Les personnes dotées d’un schéma d’attachement stable sont mieux capables de satisfaire au sein d’une relation à la fois leur besoin d’autonomie et leur besoin d’intimité. Il leur est plus facile de demander de l’aide en cas de crise et de percevoir, dans le cadre de la relation, leur humeur et leurs émotions, pour ensuite les exprimer. Cela leur évite en partie le risque d’être submergées par leurs émotions et elles ont moins tendance à tomber dans la dépression. C’est pourquoi la première visée du traitement psychothérapeutique doit être d’aider le client à établir ou à maintenir un schéma d’attachement stable.
Nous utilisons le terme de ‘mentaliser’ pour exprimer la capacité qu’a l’individu de mener une réflexion sur son propre psychisme et sur celui d’autrui. Il ne s’agit pas d’une simple perception intellectuelle, mais bien d’une aptitude à comprendre les émotions sur la base de l’expérience.

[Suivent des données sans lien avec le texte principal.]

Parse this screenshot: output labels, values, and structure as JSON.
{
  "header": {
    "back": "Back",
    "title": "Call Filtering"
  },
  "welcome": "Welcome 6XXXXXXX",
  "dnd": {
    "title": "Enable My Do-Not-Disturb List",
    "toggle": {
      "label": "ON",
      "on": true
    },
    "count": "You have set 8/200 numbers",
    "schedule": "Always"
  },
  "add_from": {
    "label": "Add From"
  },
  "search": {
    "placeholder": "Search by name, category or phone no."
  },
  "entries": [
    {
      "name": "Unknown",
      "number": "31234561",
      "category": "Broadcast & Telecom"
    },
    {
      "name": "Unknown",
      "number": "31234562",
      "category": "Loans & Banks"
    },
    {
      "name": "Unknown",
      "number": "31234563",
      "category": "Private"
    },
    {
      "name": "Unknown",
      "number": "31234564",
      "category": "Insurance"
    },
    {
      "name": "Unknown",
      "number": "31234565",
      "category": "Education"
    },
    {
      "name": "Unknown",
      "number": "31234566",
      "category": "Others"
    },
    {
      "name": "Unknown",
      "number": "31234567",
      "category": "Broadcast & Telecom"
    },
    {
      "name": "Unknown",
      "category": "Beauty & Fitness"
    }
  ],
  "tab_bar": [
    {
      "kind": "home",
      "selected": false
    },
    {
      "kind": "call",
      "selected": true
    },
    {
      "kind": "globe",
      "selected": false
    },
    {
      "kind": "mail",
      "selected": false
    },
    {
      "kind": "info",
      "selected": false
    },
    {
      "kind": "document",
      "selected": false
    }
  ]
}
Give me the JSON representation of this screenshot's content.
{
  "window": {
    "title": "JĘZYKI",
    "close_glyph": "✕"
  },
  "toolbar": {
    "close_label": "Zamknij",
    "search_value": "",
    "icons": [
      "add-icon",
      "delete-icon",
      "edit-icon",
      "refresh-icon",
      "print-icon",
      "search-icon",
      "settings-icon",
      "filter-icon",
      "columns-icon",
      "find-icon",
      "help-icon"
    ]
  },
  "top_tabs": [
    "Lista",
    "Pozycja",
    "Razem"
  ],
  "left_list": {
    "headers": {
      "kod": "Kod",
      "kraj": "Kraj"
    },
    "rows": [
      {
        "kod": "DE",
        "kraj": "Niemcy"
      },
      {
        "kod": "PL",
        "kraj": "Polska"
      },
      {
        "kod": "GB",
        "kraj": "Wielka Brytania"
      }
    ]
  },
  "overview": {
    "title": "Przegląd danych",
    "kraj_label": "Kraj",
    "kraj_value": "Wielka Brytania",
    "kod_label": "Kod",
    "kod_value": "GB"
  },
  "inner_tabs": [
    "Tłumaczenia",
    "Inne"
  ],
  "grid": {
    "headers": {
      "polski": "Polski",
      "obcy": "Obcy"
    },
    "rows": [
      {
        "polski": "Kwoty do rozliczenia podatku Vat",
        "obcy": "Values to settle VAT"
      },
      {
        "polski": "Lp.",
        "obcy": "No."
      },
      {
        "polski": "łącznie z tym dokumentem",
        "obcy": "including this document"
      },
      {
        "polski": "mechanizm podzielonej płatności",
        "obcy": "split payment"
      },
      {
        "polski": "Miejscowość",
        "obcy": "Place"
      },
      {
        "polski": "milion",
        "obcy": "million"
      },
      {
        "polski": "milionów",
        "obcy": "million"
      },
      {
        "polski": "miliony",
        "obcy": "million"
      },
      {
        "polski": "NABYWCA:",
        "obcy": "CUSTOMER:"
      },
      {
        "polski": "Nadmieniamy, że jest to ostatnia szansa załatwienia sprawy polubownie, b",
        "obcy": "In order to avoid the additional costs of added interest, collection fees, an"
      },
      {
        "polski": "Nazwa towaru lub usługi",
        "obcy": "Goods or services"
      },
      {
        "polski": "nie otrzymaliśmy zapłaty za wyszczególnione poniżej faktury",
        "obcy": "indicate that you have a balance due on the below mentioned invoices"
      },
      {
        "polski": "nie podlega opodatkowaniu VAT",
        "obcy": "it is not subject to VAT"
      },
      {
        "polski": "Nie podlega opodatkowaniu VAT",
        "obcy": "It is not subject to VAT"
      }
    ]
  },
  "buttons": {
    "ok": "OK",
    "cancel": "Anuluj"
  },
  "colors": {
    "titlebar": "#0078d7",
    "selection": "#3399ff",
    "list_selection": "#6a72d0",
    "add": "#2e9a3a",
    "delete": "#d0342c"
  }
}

Une fois qu’il dispose d’une capacité à s’attacher de manière stable, le client peut apprendre à mentaliser. Cela l’aide à réguler ses émotions et à percevoir ou à évaluer sa situation présente sous différents angles. Mentaliser permet au client de jouer un rôle plus actif par rapport à lui-même et protège le sentiment qu’il a de sa propre valeur.
Ensemble, le thérapeute et le client élaborent un narratif contenant l’expérience de la vie que ce dernier a eue jusqu’à maintenant, ainsi qu’une acceptation des circonstances présentes et aussi des potentiels en rapport avec l’avenir. A ce niveau, il ne s’agira pas seulement de se conformer à l’agenda explicite contenant des données et la communication verbale ; il s’agira également de moduler la relation thérapeutique (agenda implicite).
Pour pratiquer la psychothérapie avec des personnes en fin de vie, il faut disposer d’un setting flexible qui puisse être adapté aux possibilités et aux besoins des malades. Il faut toujours tenir compte des proches et des autres personnes impliquées. Le psychothérapeute en vient alors à faire partie d’une équipe et il coopère aux démarches menées par d’autres groupes de professionnels. Sa contribution au niveau de l’équipe comme à celui des patients peut être de les aider à mieux comprendre le comportement d’êtres en souffrance et les problèmes qui peuvent se manifester dans le cadre d’une relation – dans ce sens, il peut aider à soulager les membres de l’équipe comme les patients.